BISNIS MARKET - Direktorat Tindak Pidana Tertentu (Dittipidter) Bareskrim Polri kini tengah intensif menyelidiki dugaan praktik pembalakan liar (illegal logging) di Sumatera. Penyelidikan ini berfokus pada banyaknya material kayu gelondongan yang ditemukan terbawa arus saat terjadi banjir bandang di Sumatera Utara dan Sumatera Barat. Direktur Dittipidter Bareskrim Polri, Brigjen Pol Mohammad Irhamni, mengonfirmasi bahwa proses hukum terhadap temuan tersebut sedang berjalan.

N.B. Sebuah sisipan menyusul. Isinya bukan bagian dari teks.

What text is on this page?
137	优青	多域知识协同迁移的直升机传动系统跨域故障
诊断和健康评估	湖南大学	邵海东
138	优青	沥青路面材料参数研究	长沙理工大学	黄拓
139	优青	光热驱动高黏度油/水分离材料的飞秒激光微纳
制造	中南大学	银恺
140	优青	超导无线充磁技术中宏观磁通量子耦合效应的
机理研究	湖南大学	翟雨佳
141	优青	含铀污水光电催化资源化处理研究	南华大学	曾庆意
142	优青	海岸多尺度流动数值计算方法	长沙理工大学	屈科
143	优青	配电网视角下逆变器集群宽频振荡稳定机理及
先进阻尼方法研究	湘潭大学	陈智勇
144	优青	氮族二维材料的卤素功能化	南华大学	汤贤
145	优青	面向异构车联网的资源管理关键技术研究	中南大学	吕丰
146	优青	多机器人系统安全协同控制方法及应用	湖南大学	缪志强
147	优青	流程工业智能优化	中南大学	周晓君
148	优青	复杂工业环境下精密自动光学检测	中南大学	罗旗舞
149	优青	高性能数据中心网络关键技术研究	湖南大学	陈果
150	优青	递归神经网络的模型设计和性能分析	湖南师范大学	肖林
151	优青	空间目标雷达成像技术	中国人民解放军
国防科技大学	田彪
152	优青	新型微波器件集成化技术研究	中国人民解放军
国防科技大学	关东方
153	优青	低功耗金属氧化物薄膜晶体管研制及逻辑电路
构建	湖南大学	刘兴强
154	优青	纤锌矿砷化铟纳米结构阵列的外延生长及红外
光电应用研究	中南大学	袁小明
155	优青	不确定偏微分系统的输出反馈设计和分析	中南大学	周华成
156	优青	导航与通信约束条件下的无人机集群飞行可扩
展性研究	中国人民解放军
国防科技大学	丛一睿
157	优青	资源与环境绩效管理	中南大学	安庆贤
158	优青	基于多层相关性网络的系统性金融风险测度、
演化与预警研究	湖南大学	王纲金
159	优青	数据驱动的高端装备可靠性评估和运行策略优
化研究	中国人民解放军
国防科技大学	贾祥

Brigjen Pol Mohammad Irhamni menyatakan bahwa pihak kepolisian belum dapat memastikan secara spesifik dari mana asal-usul material kayu yang terbawa banjir tersebut. Proses penyelidikan masih terus dilakukan untuk mengumpulkan bukti-bukti valid.
“Sedang penyelidikan,” ujar Irhamni singkat, belum lama ini, seraya menambahkan "Belum tahu asalnya, ya sedang diselidiki."
Penyelidikan ini bertujuan untuk mengurai apakah kayu yang hanyut murni berasal dari pohon lapuk atau memang hasil dari aktivitas ilegal yang disengaja. Hasil penyelidikan ini akan menentukan apakah ada pelaku kejahatan kehutanan di balik parahnya dampak banjir. Bareskrim bekerja untuk memastikan bahwa setiap unsur pembalakan liar akan diproses sesuai dengan ketentuan hukum yang berlaku.
Sebelumnya, Kementerian Kehutanan (Kemenhut) juga telah menyatakan sedang menelusuri sumber-sumber kayu yang terbawa arus banjir di Sumatera. Penelusuran ini termasuk mencari potensi kayu yang berasal dari illegal logging atau praktik ilegal lainnya, mengingat adanya kasus peredaran kayu ilegal yang terungkap di wilayah terdampak sebelumnya.
Direktur Jenderal Penegakan Hukum (Gakkum) Kemenhut, Dwi Januanto Nugroho, menjelaskan bahwa kayu yang hanyut dapat berasal dari berbagai sumber yang sah maupun ilegal. Sumber-sumber tersebut berkisar dari pohon lapuk, pohon tumbang, material bawaan sungai, area bekas penebangan legal, hingga penyalahgunaan Pemegang Hak Atas Tanah (PHAT) dan pembalakan liar.
"Terkait pemberitaan yang berkembang, saya perlu menegaskan bahwa penjelasan kami tidak pernah dimaksudkan untuk menafikan kemungkinan adanya praktik ilegal di balik kayu-kayu yang terbawa banjir," jelas Dwi, Minggu (30/11/2025).